"No, I saw no lady—a servant came to tell me that a gentleman was waiting to see me," responded the doctor.

"Then she must have gone immediately out and made off with all possible speed," said Ray, musingly.

"But," Doctor Wesselhoff continued, as if he had not heard his remark, "the woman I spoke of—a Mrs. Walton—called upon me the previous day and arranged with me to take you as a patient. She was upward of fifty years of age, her hair was white, and she had the look of one who had known much care and sorrow."

He then proceeded to relate all that had occurred during the interview, and Ray was astonished at the daring scheme which had been so successfully planned and carried out.

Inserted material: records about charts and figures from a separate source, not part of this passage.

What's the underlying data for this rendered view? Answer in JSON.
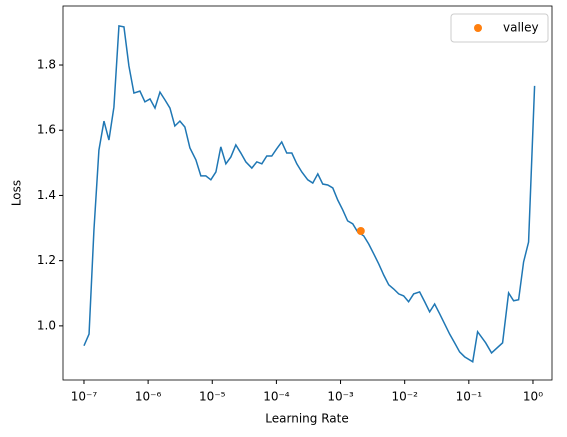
{
  "chart_data": {
    "type": "line",
    "xscale": "log",
    "xlabel": "Learning Rate",
    "ylabel": "Loss",
    "xlim": [
      4.71e-08,
      1.98
    ],
    "ylim": [
      0.834,
      1.981
    ],
    "xticks": [
      {
        "value": 1e-07,
        "label": "10⁻⁷"
      },
      {
        "value": 1e-06,
        "label": "10⁻⁶"
      },
      {
        "value": 1e-05,
        "label": "10⁻⁵"
      },
      {
        "value": 0.0001,
        "label": "10⁻⁴"
      },
      {
        "value": 0.001,
        "label": "10⁻³"
      },
      {
        "value": 0.01,
        "label": "10⁻²"
      },
      {
        "value": 0.1,
        "label": "10⁻¹"
      },
      {
        "value": 1,
        "label": "10⁰"
      }
    ],
    "yticks": [
      {
        "value": 1.0,
        "label": "1.0"
      },
      {
        "value": 1.2,
        "label": "1.2"
      },
      {
        "value": 1.4,
        "label": "1.4"
      },
      {
        "value": 1.6,
        "label": "1.6"
      },
      {
        "value": 1.8,
        "label": "1.8"
      }
    ],
    "legend": "upper right",
    "series": [
      {
        "color": "#1f77b4",
        "x": [
          1e-07,
          1.2e-07,
          1.43e-07,
          1.71e-07,
          2.05e-07,
          2.45e-07,
          2.93e-07,
          3.51e-07,
          4.2e-07,
          5.02e-07,
          6.01e-07,
          7.45e-07,
          8.91e-07,
          1.07e-06,
          1.28e-06,
          1.53e-06,
          1.83e-06,
          2.19e-06,
          2.61e-06,
          3.13e-06,
          3.74e-06,
          4.48e-06,
          5.56e-06,
          6.64e-06,
          7.94e-06,
          9.51e-06,
          1.14e-05,
          1.36e-05,
          1.63e-05,
          1.95e-05,
          2.33e-05,
          2.79e-05,
          3.34e-05,
          4.14e-05,
          4.95e-05,
          5.93e-05,
          7.08e-05,
          8.47e-05,
          0.000101,
          0.000121,
          0.000145,
          0.000174,
          0.000208,
          0.000249,
          0.000308,
          0.000369,
          0.000442,
          0.000528,
          0.000632,
          0.000757,
          0.000904,
          0.00108,
          0.00129,
          0.00155,
          0.00185,
          0.0023,
          0.00275,
          0.00329,
          0.00394,
          0.00471,
          0.00564,
          0.00675,
          0.00807,
          0.00964,
          0.0115,
          0.0138,
          0.0171,
          0.0205,
          0.0245,
          0.0293,
          0.0351,
          0.042,
          0.0502,
          0.0601,
          0.0719,
          0.0861,
          0.115,
          0.137,
          0.183,
          0.226,
          0.336,
          0.417,
          0.499,
          0.597,
          0.714,
          0.854,
          1.06
        ],
        "values": [
          0.939,
          0.975,
          1.294,
          1.539,
          1.628,
          1.57,
          1.671,
          1.92,
          1.917,
          1.797,
          1.714,
          1.72,
          1.687,
          1.696,
          1.668,
          1.717,
          1.693,
          1.668,
          1.613,
          1.628,
          1.61,
          1.546,
          1.509,
          1.46,
          1.46,
          1.448,
          1.472,
          1.549,
          1.497,
          1.518,
          1.555,
          1.53,
          1.503,
          1.484,
          1.503,
          1.497,
          1.521,
          1.521,
          1.543,
          1.564,
          1.53,
          1.53,
          1.497,
          1.472,
          1.448,
          1.438,
          1.466,
          1.435,
          1.432,
          1.423,
          1.386,
          1.356,
          1.322,
          1.313,
          1.288,
          1.276,
          1.251,
          1.221,
          1.19,
          1.156,
          1.126,
          1.113,
          1.098,
          1.092,
          1.074,
          1.098,
          1.104,
          1.074,
          1.043,
          1.067,
          1.037,
          1.006,
          0.975,
          0.948,
          0.92,
          0.905,
          0.89,
          0.982,
          0.948,
          0.917,
          0.948,
          1.101,
          1.077,
          1.08,
          1.196,
          1.257,
          1.736
        ]
      },
      {
        "name": "valley",
        "type": "scatter",
        "color": "#ff7f0e",
        "x": [
          0.00207
        ],
        "values": [
          1.291
        ]
      }
    ]
  }
}
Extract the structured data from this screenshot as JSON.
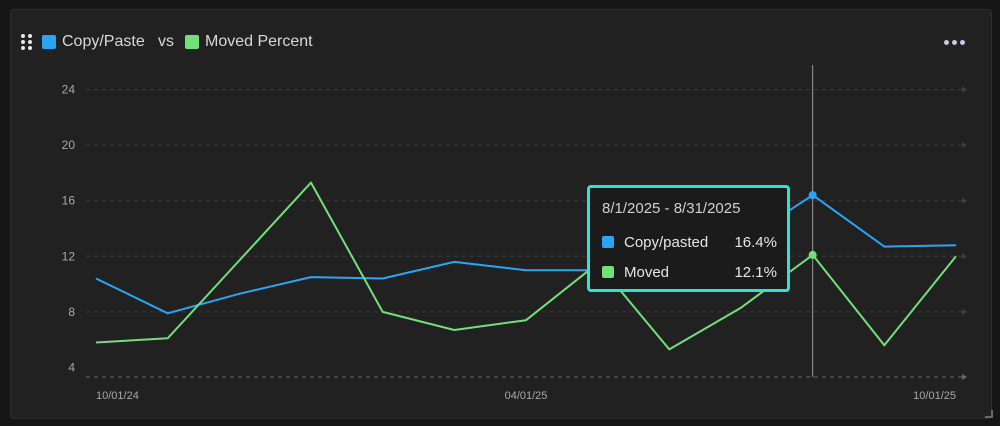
{
  "header": {
    "series_a_label": "Copy/Paste",
    "vs_label": "vs",
    "series_b_label": "Moved Percent"
  },
  "colors": {
    "series_a": "#2aa5f5",
    "series_b": "#72e07a",
    "tooltip_border": "#2ee3d0"
  },
  "icons": {
    "drag": "drag-handle-icon",
    "menu": "more-options-icon",
    "resize": "resize-corner-icon"
  },
  "tooltip": {
    "title": "8/1/2025 - 8/31/2025",
    "rows": [
      {
        "name": "Copy/pasted",
        "value": "16.4%"
      },
      {
        "name": "Moved",
        "value": "12.1%"
      }
    ]
  },
  "chart_data": {
    "type": "line",
    "x": [
      "2024-10",
      "2024-11",
      "2024-12",
      "2025-01",
      "2025-02",
      "2025-03",
      "2025-04",
      "2025-05",
      "2025-06",
      "2025-07",
      "2025-08",
      "2025-09",
      "2025-10"
    ],
    "x_tick_labels": [
      "10/01/24",
      "04/01/25",
      "10/01/25"
    ],
    "y_ticks": [
      4,
      8,
      12,
      16,
      20,
      24
    ],
    "ylim": [
      4,
      24.5
    ],
    "grid": true,
    "highlighted_x": "2025-08",
    "series": [
      {
        "name": "Copy/Paste",
        "values": [
          10.4,
          7.9,
          9.3,
          10.5,
          10.4,
          11.6,
          11.0,
          11.0,
          11.5,
          13.0,
          16.4,
          12.7,
          12.8
        ]
      },
      {
        "name": "Moved Percent",
        "values": [
          5.8,
          6.1,
          11.7,
          17.3,
          8.0,
          6.7,
          7.4,
          11.5,
          5.3,
          8.3,
          12.1,
          5.6,
          12.0
        ]
      }
    ]
  }
}
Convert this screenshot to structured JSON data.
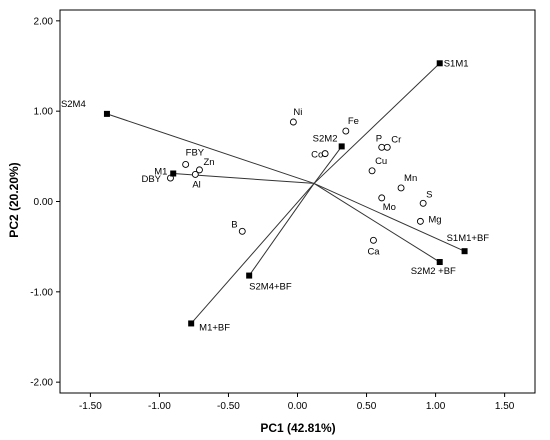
{
  "chart_data": {
    "type": "scatter",
    "title": "",
    "xlabel": "PC1 (42.81%)",
    "ylabel": "PC2 (20.20%)",
    "xlim": [
      -1.72,
      1.72
    ],
    "ylim": [
      -2.12,
      2.12
    ],
    "x_ticks": [
      "-1.50",
      "-1.00",
      "-0.50",
      "0.00",
      "0.50",
      "1.00",
      "1.50"
    ],
    "y_ticks": [
      "2.00",
      "1.00",
      "0.00",
      "-1.00",
      "-2.00"
    ],
    "x_tick_values": [
      -1.5,
      -1.0,
      -0.5,
      0.0,
      0.5,
      1.0,
      1.5
    ],
    "y_tick_values": [
      2.0,
      1.0,
      0.0,
      -1.0,
      -2.0
    ],
    "origin": [
      0.12,
      0.2
    ],
    "treatments": [
      {
        "label": "S1M1",
        "x": 1.03,
        "y": 1.53
      },
      {
        "label": "S2M4",
        "x": -1.38,
        "y": 0.97
      },
      {
        "label": "S2M2",
        "x": 0.32,
        "y": 0.61
      },
      {
        "label": "M1",
        "x": -0.9,
        "y": 0.31
      },
      {
        "label": "S1M1+BF",
        "x": 1.21,
        "y": -0.55
      },
      {
        "label": "S2M2 +BF",
        "x": 1.03,
        "y": -0.67
      },
      {
        "label": "S2M4+BF",
        "x": -0.35,
        "y": -0.82
      },
      {
        "label": "M1+BF",
        "x": -0.77,
        "y": -1.35
      }
    ],
    "variables": [
      {
        "label": "Ni",
        "x": -0.03,
        "y": 0.88
      },
      {
        "label": "Fe",
        "x": 0.35,
        "y": 0.78
      },
      {
        "label": "Co",
        "x": 0.2,
        "y": 0.53
      },
      {
        "label": "P",
        "x": 0.61,
        "y": 0.6
      },
      {
        "label": "Cr",
        "x": 0.65,
        "y": 0.6
      },
      {
        "label": "Cu",
        "x": 0.54,
        "y": 0.34
      },
      {
        "label": "Mn",
        "x": 0.75,
        "y": 0.15
      },
      {
        "label": "S",
        "x": 0.91,
        "y": -0.02
      },
      {
        "label": "Mo",
        "x": 0.61,
        "y": 0.04
      },
      {
        "label": "Mg",
        "x": 0.89,
        "y": -0.22
      },
      {
        "label": "Ca",
        "x": 0.55,
        "y": -0.43
      },
      {
        "label": "B",
        "x": -0.4,
        "y": -0.33
      },
      {
        "label": "FBY",
        "x": -0.81,
        "y": 0.41
      },
      {
        "label": "Zn",
        "x": -0.71,
        "y": 0.35
      },
      {
        "label": "DBY",
        "x": -0.92,
        "y": 0.26
      },
      {
        "label": "Al",
        "x": -0.74,
        "y": 0.3
      }
    ]
  }
}
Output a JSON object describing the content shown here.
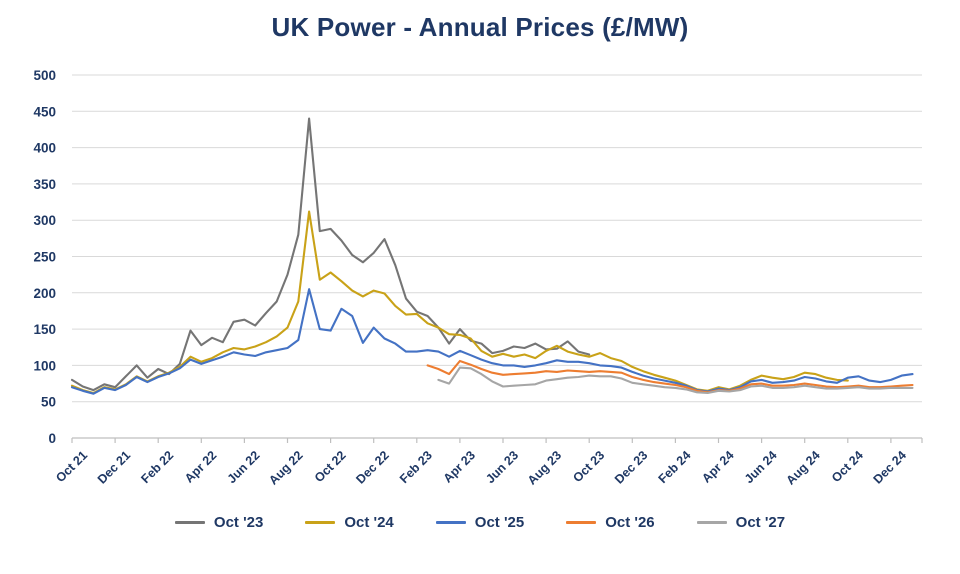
{
  "title": "UK Power - Annual Prices (£/MW)",
  "colors": {
    "title_text": "#1F3864",
    "axis_text": "#1F3864",
    "gridline": "#D9D9D9",
    "axis_line": "#BFBFBF",
    "background": "#FFFFFF"
  },
  "chart_data": {
    "type": "line",
    "title": "UK Power - Annual Prices (£/MW)",
    "xlabel": "",
    "ylabel": "",
    "ylim": [
      0,
      500
    ],
    "y_ticks": [
      0,
      50,
      100,
      150,
      200,
      250,
      300,
      350,
      400,
      450,
      500
    ],
    "x_tick_labels": [
      "Oct 21",
      "Dec 21",
      "Feb 22",
      "Apr 22",
      "Jun 22",
      "Aug 22",
      "Oct 22",
      "Dec 22",
      "Feb 23",
      "Apr 23",
      "Jun 23",
      "Aug 23",
      "Oct 23",
      "Dec 23",
      "Feb 24",
      "Apr 24",
      "Jun 24",
      "Aug 24",
      "Oct 24",
      "Dec 24"
    ],
    "x_tick_interval_months": 2,
    "x_unit": "months since Oct 2021, values sampled every 0.5 month",
    "grid": "horizontal",
    "legend_position": "bottom",
    "series": [
      {
        "name": "Oct '23",
        "color": "#757575",
        "start_month": 0,
        "step_months": 0.5,
        "values": [
          80,
          71,
          66,
          74,
          70,
          85,
          100,
          83,
          95,
          88,
          102,
          148,
          128,
          138,
          132,
          160,
          163,
          155,
          172,
          188,
          225,
          280,
          440,
          285,
          288,
          272,
          252,
          242,
          255,
          274,
          238,
          192,
          174,
          168,
          152,
          130,
          150,
          134,
          130,
          117,
          120,
          126,
          124,
          130,
          122,
          123,
          133,
          119,
          115
        ]
      },
      {
        "name": "Oct '24",
        "color": "#C9A218",
        "start_month": 0,
        "step_months": 0.5,
        "values": [
          72,
          66,
          62,
          70,
          67,
          74,
          85,
          78,
          85,
          90,
          98,
          112,
          105,
          110,
          118,
          124,
          122,
          126,
          132,
          140,
          152,
          188,
          312,
          218,
          228,
          216,
          203,
          195,
          203,
          199,
          182,
          170,
          171,
          158,
          152,
          143,
          142,
          137,
          120,
          112,
          116,
          112,
          115,
          110,
          120,
          127,
          119,
          115,
          112,
          117,
          110,
          106,
          98,
          92,
          87,
          83,
          79,
          73,
          67,
          65,
          70,
          67,
          72,
          80,
          86,
          83,
          81,
          84,
          90,
          88,
          83,
          80,
          79
        ]
      },
      {
        "name": "Oct '25",
        "color": "#4472C4",
        "start_month": 0,
        "step_months": 0.5,
        "values": [
          70,
          65,
          61,
          69,
          66,
          73,
          84,
          77,
          84,
          89,
          96,
          108,
          102,
          107,
          112,
          118,
          115,
          113,
          118,
          121,
          124,
          135,
          205,
          150,
          148,
          178,
          168,
          131,
          152,
          137,
          130,
          119,
          119,
          121,
          119,
          112,
          120,
          114,
          108,
          103,
          100,
          100,
          98,
          100,
          103,
          107,
          105,
          105,
          103,
          100,
          99,
          97,
          91,
          86,
          82,
          79,
          76,
          72,
          66,
          64,
          68,
          66,
          70,
          78,
          80,
          76,
          77,
          79,
          84,
          82,
          78,
          76,
          83,
          85,
          79,
          77,
          80,
          86,
          88
        ]
      },
      {
        "name": "Oct '26",
        "color": "#ED7D31",
        "start_month": 16.5,
        "step_months": 0.5,
        "values": [
          100,
          95,
          88,
          106,
          101,
          95,
          90,
          87,
          88,
          89,
          90,
          92,
          91,
          93,
          92,
          91,
          92,
          91,
          90,
          84,
          80,
          77,
          75,
          73,
          70,
          65,
          63,
          66,
          65,
          68,
          74,
          75,
          72,
          72,
          73,
          75,
          73,
          71,
          70,
          71,
          72,
          70,
          70,
          71,
          72,
          73
        ]
      },
      {
        "name": "Oct '27",
        "color": "#A6A6A6",
        "start_month": 17,
        "step_months": 0.5,
        "values": [
          80,
          75,
          97,
          96,
          88,
          78,
          71,
          72,
          73,
          74,
          79,
          81,
          83,
          84,
          86,
          85,
          85,
          82,
          76,
          74,
          72,
          70,
          69,
          67,
          63,
          62,
          65,
          64,
          66,
          71,
          72,
          69,
          69,
          70,
          72,
          70,
          68,
          68,
          69,
          70,
          68,
          68,
          69,
          69,
          69
        ]
      }
    ]
  }
}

When the physician concluded his account, Ray gravely and positively declared:

"I do not know any person by the name of Walton. If this woman told you that she was my mother, she uttered a falsehood, for I have no mother—she died more than ten years ago, and her place has been filled, as well as another could fill it, by a housekeeper. My home is No. 119 —— street; but, Doctor Wesselhoff, if you still doubt my statements, and imagine that I am laboring under a peculiar mania, you can easily ascertain the truth by bringing my father here to prove my assertions. I beg that you will do so without delay, for he must be suffering the most harrowing suspense on my account."

Doctor Wesselhoff looked very much disturbed, for the more he talked with Ray, the more fully convinced he was that he had been unconsciously lending his aid to further an atrocious crime.

But as he saw how pale and weary his patient was, he was recalled to a sense of his duty as a physician.

He arose and kindly took the young man's hand.

"I am very much afraid," he said, "that we are both the victims of a complicated plot; but let me assure you that so far as I am concerned, the wrong to you shall be made right without a moment's delay. Now I want you to go to sleep, and while you are resting I will seek an interview with the man whom you claim as your father."